Matière tombée des airs: Transports Canada écarte la thèse de la «glace bleue»

VANCOUVER — Transports Canada affirme qu’une substance récemment tombée du ciel et ayant atterri sur des voitures et des gens dans deux villes de la Colombie-Britannique ne provenait pas de toilettes d’avions, mais une femme croit que la matière nauséabonde qu’elle a reçue dans les yeux était bel et bien des excréments.

Le ministère a ouvert une enquête sur des incidents rapportés le mois dernier concernant des déjections humaines gelées, appelées «glace bleue», s’étant possiblement échappées de réservoirs d’avions survolant Kelowna et Abbotsford.
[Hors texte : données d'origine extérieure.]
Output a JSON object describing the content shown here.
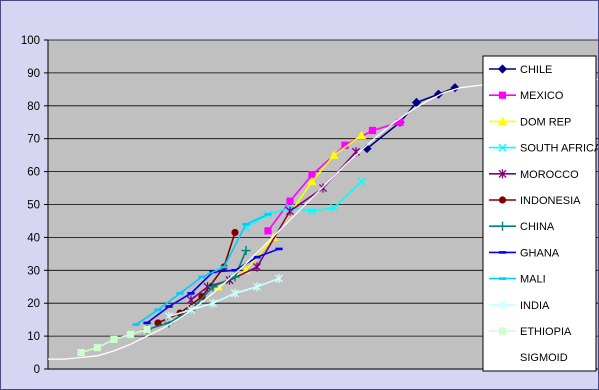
{
  "chart_data": {
    "type": "line",
    "title": "",
    "xlabel": "",
    "ylabel": "",
    "ylim": [
      0,
      100
    ],
    "yticks": [
      0,
      10,
      20,
      30,
      40,
      50,
      60,
      70,
      80,
      90,
      100
    ],
    "ytick_labels": [
      "0",
      "10",
      "20",
      "30",
      "40",
      "50",
      "60",
      "70",
      "80",
      "90",
      "100"
    ],
    "xlim": [
      0,
      100
    ],
    "grid": "horizontal",
    "legend_position": "right",
    "plot_background": "#c0c0c0",
    "series": [
      {
        "name": "CHILE",
        "color": "#000080",
        "marker": "diamond",
        "points": [
          [
            58,
            67
          ],
          [
            64,
            75
          ],
          [
            67,
            81
          ],
          [
            71,
            83.5
          ],
          [
            74,
            85.5
          ]
        ]
      },
      {
        "name": "MEXICO",
        "color": "#ff00ff",
        "marker": "square",
        "points": [
          [
            40,
            42
          ],
          [
            44,
            51
          ],
          [
            48,
            59
          ],
          [
            54,
            68
          ],
          [
            59,
            72.5
          ],
          [
            64,
            75
          ]
        ]
      },
      {
        "name": "DOM REP",
        "color": "#ffff00",
        "marker": "triangle",
        "points": [
          [
            31,
            25
          ],
          [
            36,
            30
          ],
          [
            41,
            40
          ],
          [
            48,
            57
          ],
          [
            52,
            65
          ],
          [
            57,
            71
          ]
        ]
      },
      {
        "name": "SOUTH AFRICA",
        "color": "#00ffff",
        "marker": "x",
        "points": [
          [
            36,
            43
          ],
          [
            40,
            47
          ],
          [
            44,
            49
          ],
          [
            48,
            48
          ],
          [
            52,
            49
          ],
          [
            57,
            57
          ]
        ]
      },
      {
        "name": "MOROCCO",
        "color": "#800080",
        "marker": "star",
        "points": [
          [
            26,
            21
          ],
          [
            29,
            25
          ],
          [
            33,
            27
          ],
          [
            38,
            31
          ],
          [
            44,
            48
          ],
          [
            50,
            55
          ],
          [
            56,
            66
          ]
        ]
      },
      {
        "name": "INDONESIA",
        "color": "#800000",
        "marker": "circle",
        "points": [
          [
            20,
            14
          ],
          [
            24,
            17
          ],
          [
            28,
            22
          ],
          [
            32,
            31
          ],
          [
            34,
            41.5
          ]
        ]
      },
      {
        "name": "CHINA",
        "color": "#008080",
        "marker": "plus",
        "points": [
          [
            18,
            12
          ],
          [
            22,
            14
          ],
          [
            26,
            18
          ],
          [
            30,
            25
          ],
          [
            34,
            28
          ],
          [
            36,
            36
          ]
        ]
      },
      {
        "name": "GHANA",
        "color": "#0000ff",
        "marker": "dash",
        "points": [
          [
            18,
            14
          ],
          [
            22,
            19
          ],
          [
            26,
            23
          ],
          [
            30,
            29.5
          ],
          [
            34,
            30
          ],
          [
            38,
            34
          ],
          [
            42,
            36.5
          ]
        ]
      },
      {
        "name": "MALI",
        "color": "#00ccff",
        "marker": "dash",
        "points": [
          [
            16,
            13.5
          ],
          [
            20,
            18
          ],
          [
            24,
            23
          ],
          [
            28,
            28
          ],
          [
            32,
            31
          ],
          [
            36,
            44
          ],
          [
            40,
            47
          ]
        ]
      },
      {
        "name": "INDIA",
        "color": "#ccffff",
        "marker": "star",
        "points": [
          [
            22,
            16
          ],
          [
            26,
            18
          ],
          [
            30,
            20
          ],
          [
            34,
            23
          ],
          [
            38,
            25
          ],
          [
            42,
            27.5
          ]
        ]
      },
      {
        "name": "ETHIOPIA",
        "color": "#ccffcc",
        "marker": "square",
        "points": [
          [
            6,
            5
          ],
          [
            9,
            6.5
          ],
          [
            12,
            9
          ],
          [
            15,
            10.5
          ],
          [
            18,
            12
          ]
        ]
      },
      {
        "name": "SIGMOID",
        "color": "#ffffff",
        "marker": "none",
        "points": [
          [
            0,
            3
          ],
          [
            3,
            3
          ],
          [
            6,
            3.5
          ],
          [
            9,
            4
          ],
          [
            12,
            5.5
          ],
          [
            15,
            7.5
          ],
          [
            18,
            10
          ],
          [
            21,
            12.5
          ],
          [
            24,
            15.5
          ],
          [
            27,
            19
          ],
          [
            30,
            23
          ],
          [
            33,
            27.5
          ],
          [
            36,
            32
          ],
          [
            39,
            37
          ],
          [
            42,
            42
          ],
          [
            45,
            47
          ],
          [
            48,
            52
          ],
          [
            51,
            57
          ],
          [
            54,
            62
          ],
          [
            57,
            66.5
          ],
          [
            60,
            71
          ],
          [
            63,
            75
          ],
          [
            66,
            78.5
          ],
          [
            69,
            81.5
          ],
          [
            72,
            84
          ],
          [
            75,
            85.5
          ],
          [
            80,
            86.5
          ],
          [
            88,
            87.5
          ],
          [
            100,
            88
          ]
        ]
      }
    ]
  }
}
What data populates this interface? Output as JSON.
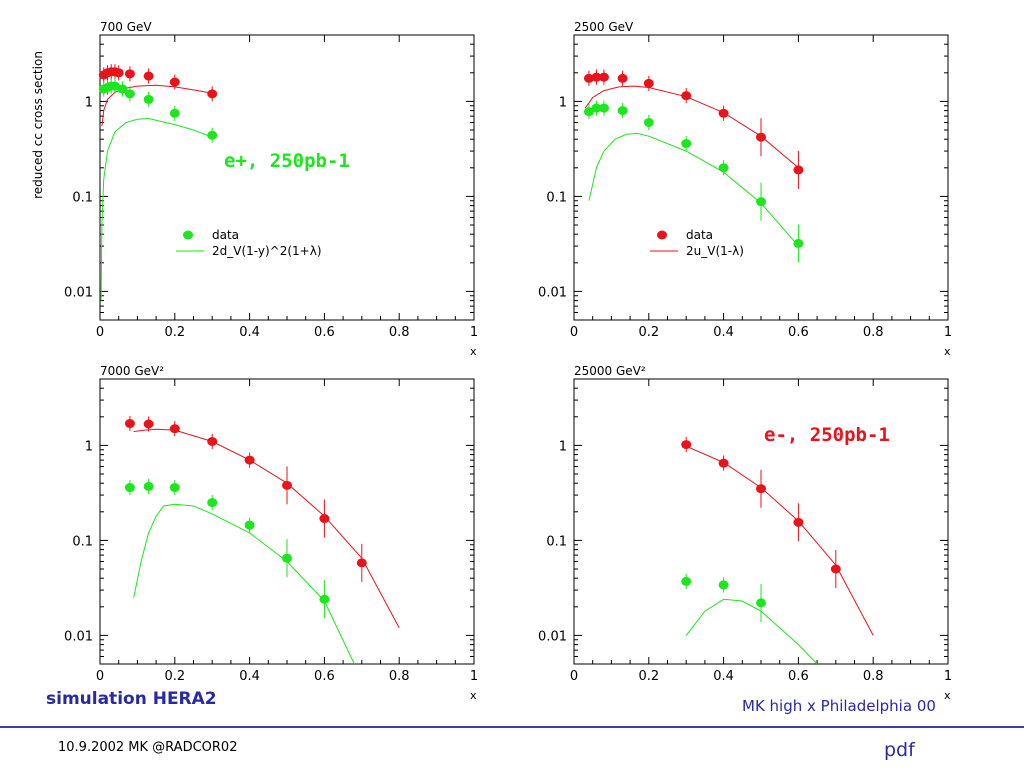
{
  "slide": {
    "footer_left": "10.9.2002 MK @RADCOR02",
    "footer_right": "pdf",
    "simulation_label": "simulation HERA2",
    "source_label": "MK high x Philadelphia 00",
    "annotation_eplus": "e+, 250pb-1",
    "annotation_eminus": "e-, 250pb-1",
    "colors": {
      "red": "#e8131b",
      "green": "#1ee61e",
      "navy": "#2929a8",
      "rule": "#3a3aa8"
    }
  },
  "chart_data": [
    {
      "type": "scatter",
      "panel_label": "700 GeV",
      "ylabel": "reduced cc cross section",
      "xlabel": "x",
      "xlim": [
        0,
        1
      ],
      "ylim": [
        0.005,
        5
      ],
      "yscale": "log",
      "xticks": [
        "0",
        "0.2",
        "0.4",
        "0.6",
        "0.8",
        "1"
      ],
      "yticks": [
        "0.01",
        "0.1",
        "1"
      ],
      "legend": {
        "marker_label": "data",
        "line_label": "2d_V(1-y)^2(1+λ)",
        "color": "green"
      },
      "series": [
        {
          "color": "red",
          "points": [
            [
              0.01,
              1.9
            ],
            [
              0.02,
              2.0
            ],
            [
              0.03,
              2.05
            ],
            [
              0.04,
              2.05
            ],
            [
              0.05,
              2.0
            ],
            [
              0.08,
              1.95
            ],
            [
              0.13,
              1.85
            ],
            [
              0.2,
              1.6
            ],
            [
              0.3,
              1.2
            ]
          ]
        },
        {
          "color": "green",
          "points": [
            [
              0.01,
              1.35
            ],
            [
              0.02,
              1.4
            ],
            [
              0.03,
              1.45
            ],
            [
              0.04,
              1.45
            ],
            [
              0.06,
              1.35
            ],
            [
              0.08,
              1.2
            ],
            [
              0.13,
              1.05
            ],
            [
              0.2,
              0.75
            ],
            [
              0.3,
              0.44
            ]
          ]
        }
      ],
      "curves": [
        {
          "color": "red",
          "points": [
            [
              0.005,
              0.55
            ],
            [
              0.01,
              0.8
            ],
            [
              0.02,
              1.05
            ],
            [
              0.04,
              1.25
            ],
            [
              0.07,
              1.38
            ],
            [
              0.1,
              1.45
            ],
            [
              0.15,
              1.48
            ],
            [
              0.2,
              1.42
            ],
            [
              0.25,
              1.32
            ],
            [
              0.3,
              1.22
            ]
          ]
        },
        {
          "color": "green",
          "points": [
            [
              0.003,
              0.008
            ],
            [
              0.005,
              0.05
            ],
            [
              0.01,
              0.15
            ],
            [
              0.02,
              0.3
            ],
            [
              0.04,
              0.48
            ],
            [
              0.07,
              0.6
            ],
            [
              0.1,
              0.65
            ],
            [
              0.13,
              0.66
            ],
            [
              0.16,
              0.62
            ],
            [
              0.2,
              0.57
            ],
            [
              0.25,
              0.5
            ],
            [
              0.3,
              0.42
            ]
          ]
        }
      ]
    },
    {
      "type": "scatter",
      "panel_label": "2500 GeV",
      "xlabel": "x",
      "xlim": [
        0,
        1
      ],
      "ylim": [
        0.005,
        5
      ],
      "yscale": "log",
      "xticks": [
        "0",
        "0.2",
        "0.4",
        "0.6",
        "0.8",
        "1"
      ],
      "yticks": [
        "0.01",
        "0.1",
        "1"
      ],
      "legend": {
        "marker_label": "data",
        "line_label": "2u_V(1-λ)",
        "color": "red"
      },
      "series": [
        {
          "color": "red",
          "points": [
            [
              0.04,
              1.75
            ],
            [
              0.06,
              1.8
            ],
            [
              0.08,
              1.8
            ],
            [
              0.13,
              1.75
            ],
            [
              0.2,
              1.55
            ],
            [
              0.3,
              1.15
            ],
            [
              0.4,
              0.75
            ],
            [
              0.5,
              0.42
            ],
            [
              0.6,
              0.19
            ]
          ]
        },
        {
          "color": "green",
          "points": [
            [
              0.04,
              0.78
            ],
            [
              0.06,
              0.85
            ],
            [
              0.08,
              0.85
            ],
            [
              0.13,
              0.8
            ],
            [
              0.2,
              0.6
            ],
            [
              0.3,
              0.36
            ],
            [
              0.4,
              0.2
            ],
            [
              0.5,
              0.088
            ],
            [
              0.6,
              0.032
            ]
          ]
        }
      ],
      "curves": [
        {
          "color": "red",
          "points": [
            [
              0.03,
              0.85
            ],
            [
              0.05,
              1.1
            ],
            [
              0.08,
              1.3
            ],
            [
              0.12,
              1.42
            ],
            [
              0.16,
              1.45
            ],
            [
              0.2,
              1.4
            ],
            [
              0.3,
              1.12
            ],
            [
              0.4,
              0.76
            ],
            [
              0.5,
              0.43
            ],
            [
              0.6,
              0.2
            ]
          ]
        },
        {
          "color": "green",
          "points": [
            [
              0.04,
              0.09
            ],
            [
              0.06,
              0.2
            ],
            [
              0.08,
              0.3
            ],
            [
              0.11,
              0.4
            ],
            [
              0.14,
              0.45
            ],
            [
              0.17,
              0.46
            ],
            [
              0.2,
              0.43
            ],
            [
              0.3,
              0.3
            ],
            [
              0.4,
              0.18
            ],
            [
              0.5,
              0.085
            ],
            [
              0.6,
              0.03
            ]
          ]
        }
      ]
    },
    {
      "type": "scatter",
      "panel_label": "7000 GeV²",
      "xlabel": "x",
      "xlim": [
        0,
        1
      ],
      "ylim": [
        0.005,
        5
      ],
      "yscale": "log",
      "xticks": [
        "0",
        "0.2",
        "0.4",
        "0.6",
        "0.8",
        "1"
      ],
      "yticks": [
        "0.01",
        "0.1",
        "1"
      ],
      "series": [
        {
          "color": "red",
          "points": [
            [
              0.08,
              1.7
            ],
            [
              0.13,
              1.68
            ],
            [
              0.2,
              1.5
            ],
            [
              0.3,
              1.1
            ],
            [
              0.4,
              0.7
            ],
            [
              0.5,
              0.38
            ],
            [
              0.6,
              0.17
            ],
            [
              0.7,
              0.058
            ]
          ]
        },
        {
          "color": "green",
          "points": [
            [
              0.08,
              0.36
            ],
            [
              0.13,
              0.37
            ],
            [
              0.2,
              0.36
            ],
            [
              0.3,
              0.25
            ],
            [
              0.4,
              0.145
            ],
            [
              0.5,
              0.065
            ],
            [
              0.6,
              0.024
            ]
          ]
        }
      ],
      "curves": [
        {
          "color": "red",
          "points": [
            [
              0.09,
              1.4
            ],
            [
              0.12,
              1.45
            ],
            [
              0.15,
              1.48
            ],
            [
              0.2,
              1.45
            ],
            [
              0.3,
              1.1
            ],
            [
              0.4,
              0.7
            ],
            [
              0.5,
              0.4
            ],
            [
              0.6,
              0.18
            ],
            [
              0.7,
              0.065
            ],
            [
              0.8,
              0.012
            ]
          ]
        },
        {
          "color": "green",
          "points": [
            [
              0.09,
              0.025
            ],
            [
              0.11,
              0.06
            ],
            [
              0.13,
              0.12
            ],
            [
              0.15,
              0.18
            ],
            [
              0.17,
              0.23
            ],
            [
              0.2,
              0.24
            ],
            [
              0.25,
              0.23
            ],
            [
              0.3,
              0.19
            ],
            [
              0.4,
              0.12
            ],
            [
              0.5,
              0.06
            ],
            [
              0.6,
              0.023
            ],
            [
              0.68,
              0.005
            ]
          ]
        }
      ]
    },
    {
      "type": "scatter",
      "panel_label": "25000 GeV²",
      "xlabel": "x",
      "xlim": [
        0,
        1
      ],
      "ylim": [
        0.005,
        5
      ],
      "yscale": "log",
      "xticks": [
        "0",
        "0.2",
        "0.4",
        "0.6",
        "0.8",
        "1"
      ],
      "yticks": [
        "0.01",
        "0.1",
        "1"
      ],
      "series": [
        {
          "color": "red",
          "points": [
            [
              0.3,
              1.02
            ],
            [
              0.4,
              0.65
            ],
            [
              0.5,
              0.35
            ],
            [
              0.6,
              0.155
            ],
            [
              0.7,
              0.05
            ]
          ]
        },
        {
          "color": "green",
          "points": [
            [
              0.3,
              0.037
            ],
            [
              0.4,
              0.034
            ],
            [
              0.5,
              0.022
            ]
          ]
        }
      ],
      "curves": [
        {
          "color": "red",
          "points": [
            [
              0.3,
              0.98
            ],
            [
              0.4,
              0.66
            ],
            [
              0.5,
              0.36
            ],
            [
              0.6,
              0.16
            ],
            [
              0.7,
              0.055
            ],
            [
              0.8,
              0.01
            ]
          ]
        },
        {
          "color": "green",
          "points": [
            [
              0.3,
              0.01
            ],
            [
              0.35,
              0.018
            ],
            [
              0.4,
              0.024
            ],
            [
              0.45,
              0.023
            ],
            [
              0.5,
              0.018
            ],
            [
              0.55,
              0.012
            ],
            [
              0.6,
              0.008
            ],
            [
              0.65,
              0.005
            ]
          ]
        }
      ]
    }
  ]
}
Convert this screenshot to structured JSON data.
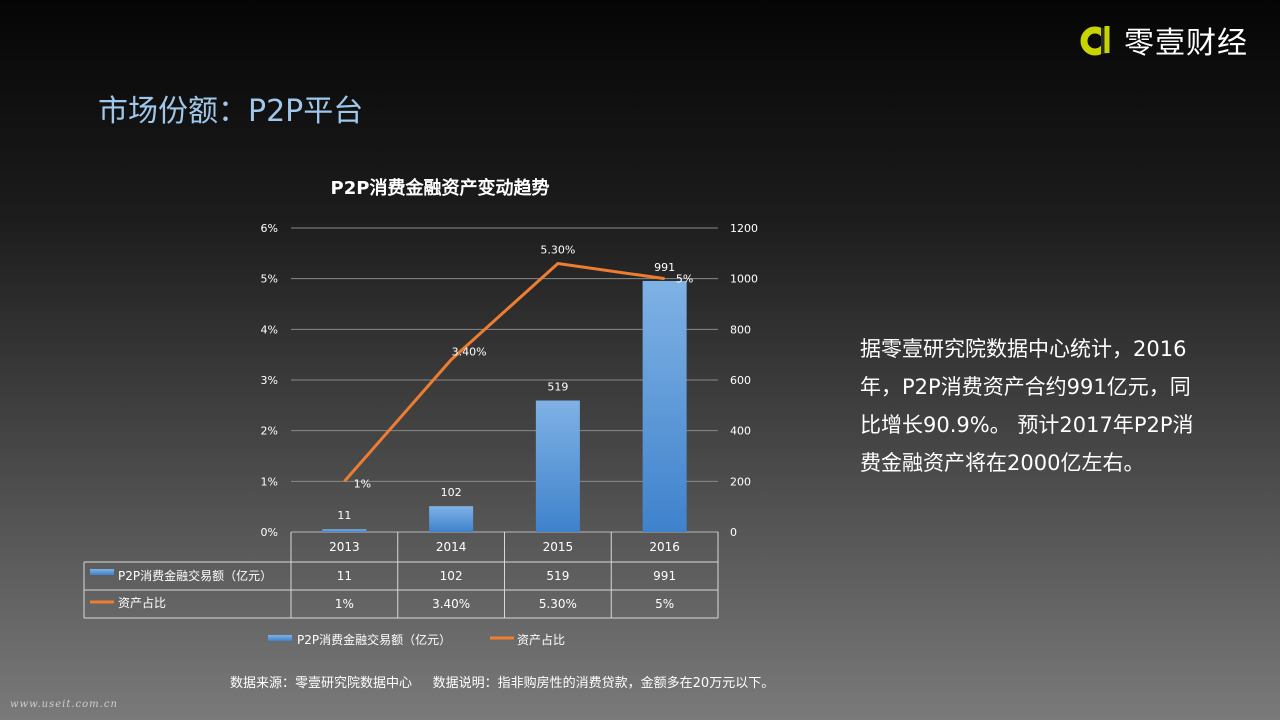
{
  "brand": {
    "name": "零壹财经",
    "accent": "#c8d400"
  },
  "page": {
    "title": "市场份额：P2P平台"
  },
  "chart_data": {
    "type": "bar+line",
    "title": "P2P消费金融资产变动趋势",
    "categories": [
      "2013",
      "2014",
      "2015",
      "2016"
    ],
    "series": [
      {
        "name": "P2P消费金融交易额（亿元）",
        "type": "bar",
        "axis": "right",
        "values": [
          11,
          102,
          519,
          991
        ],
        "labels": [
          "11",
          "102",
          "519",
          "991"
        ],
        "color": "#4a8fd4"
      },
      {
        "name": "资产占比",
        "type": "line",
        "axis": "left",
        "values": [
          1,
          3.4,
          5.3,
          5
        ],
        "labels": [
          "1%",
          "3.40%",
          "5.30%",
          "5%"
        ],
        "color": "#ed7d31"
      }
    ],
    "y_left": {
      "min": 0,
      "max": 6,
      "ticks": [
        "0%",
        "1%",
        "2%",
        "3%",
        "4%",
        "5%",
        "6%"
      ]
    },
    "y_right": {
      "min": 0,
      "max": 1200,
      "ticks": [
        "0",
        "200",
        "400",
        "600",
        "800",
        "1000",
        "1200"
      ]
    },
    "grid": true,
    "legend": "bottom",
    "data_table": true
  },
  "annotation": "据零壹研究院数据中心统计，2016年，P2P消费资产合约991亿元，同比增长90.9%。 预计2017年P2P消费金融资产将在2000亿左右。",
  "source_note": "数据来源：零壹研究院数据中心     数据说明：指非购房性的消费贷款，金额多在20万元以下。",
  "watermark": "www.useit.com.cn"
}
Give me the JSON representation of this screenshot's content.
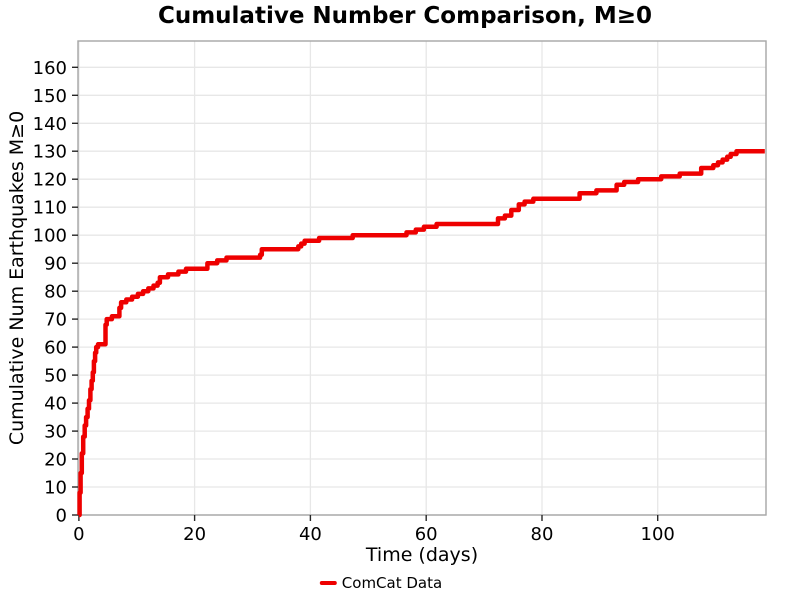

Dans un communiqué, il a annoncé avoir passé en revue les renseignements fournis par les citoyens et examiné les données radar en collaboration avec les compagnies aériennes et les aéroports locaux, et conclu que la substance ne provenait pas d’avions.

Le document précise que la substance en cause ne correspond pas à la description de la glace bleue et que les incidents n’ont donc aucun rapport avec l’aviation.

Les fuites de glace bleue sont très rares, selon le communiqué. La substance doit son nom au désinfectant bleu utilisé dans les réservoirs des toilettes d’avion, qui pourrait potentiellement couler et fondre avant de tomber de l’appareil.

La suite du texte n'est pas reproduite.